Echó una mirada a la puerta abierta de los aposentos de la Valide.
Pero la Valide no robaría sus propias joyas.
Oyó que se abría la puerta a sus espaldas, y se dio la vuelta. Allí, jadeando por el ejercicio y llenando todo el dintel con su enorme cuerpo, se alzaba el Kislar Agha.
Éste miró a Yashim con sus amarillentos ojos.
– Ha vuelto -dijo, con su aflautada vocecita.
Yashim se inclinó.
– El sultán piensa que no he estado trabajando lo bastante duro.
– El sultán -repitió el negro.
Su cara era inexpresiva.
Avanzó contoneándose como un pato, y la puerta que daba a la sala del centinela se cerró a sus espaldas. Se quedó junto a una columna y alargó una mano para sentir la lluvia.
– El sultán -repitió suavemente-. Lo conocí cuando era sólo un niño. ¡Imagínese!
De pronto enseñó los dientes y Yashim -que nunca había visto sonreír al Kislar- se preguntó si aquello era una sonrisa o una mueca.
– Vi morir a Selim. Fue aquí, en este patio. ¿Lo sabía usted?
Mientras la lluvia continuaba tamborileando sobre el patio, filtrándose a través de las baldosas, manchando las paredes, Yashim pensó: «También él siente el peso de la historia en este lugar.»
Movió negativamente la cabeza.
El Kislar Agha levantó dos dedos y tiró del lóbulo de su oreja. Luego se volvió para mirar la lluvia.
– Muchas personas deseaban su muerte. Él quería cambiarlo todo. Lo mismo que ahora, ¿no?
El Kislar Agha continuó mirando fijamente la lluvia, y tirándose del lóbulo de la oreja. Como un niño, pensó Yashim vagamente.
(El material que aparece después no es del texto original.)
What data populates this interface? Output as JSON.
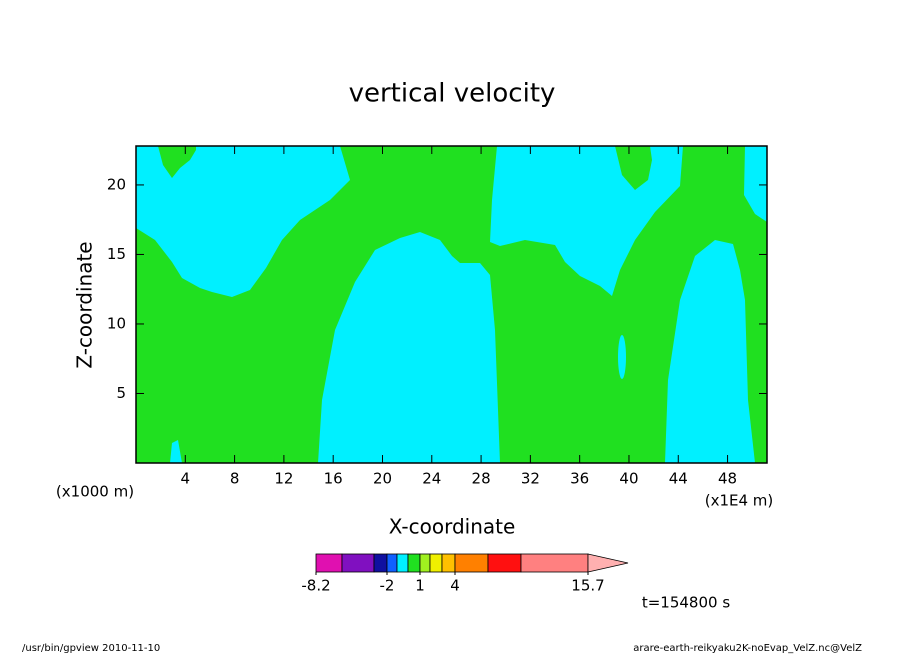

– Quieren -dijo con una voz de desprecio- que seamos modernos. ¿Cómo puedo ser yo moderno? Soy un jodido eunuco.
Yashim inclinó la cabeza.
– Hasta los eunucos pueden aprender la manera de sentarse en una silla. Y comer con tenedor y cuchillo.
El eunuco negro le dirigió una altiva mirada.
– Yo no puedo. De todas maneras, se supone que el pueblo de hoy sabe cosas. Todos saben leer, ¿no? Devorando con los ojos las hormiguitas aplastadas sobre el papel, y más tarde devolviendo toda esa porquería otra vez a las caras de la gente cuando menos se lo esperan. ¿Cómo lo llaman?… Tanzimat, la era de la reforma. Bueno, a usted sí que le va bien. Sabe usted mucho.
El Kislar Agha levantó la cabeza y miró con dureza a Yashim.
– Tal vez no sea ahora, tal vez no sea este año, ni el próximo -dijo lentamente, con su remilgada voz de falsete-, pero llegará el momento en que sencillamente nos echarán a la calle a morir.
Chasqueó los dedos, como si estuviera espantando a Yashim. Luego salió andando pesadamente al patio y cruzó con lentitud hasta una puerta del otro lado, bajo la lluvia.
Yashim se quedó mirándolo fijamente durante unos momentos, y después se dirigió a la puerta de los aposentos de la Valide y llamó suavemente a la madera.
Una de las esclavas de la Valide, que había estado sentada sobre un cojín bordado, en el diminuto vestíbulo, cortándose las uñas de los pies con unas tijeras, levantó los ojos y sonrió luminosamente.
– Me gustaría ver a la Valide, si es posible -dijo Yashim.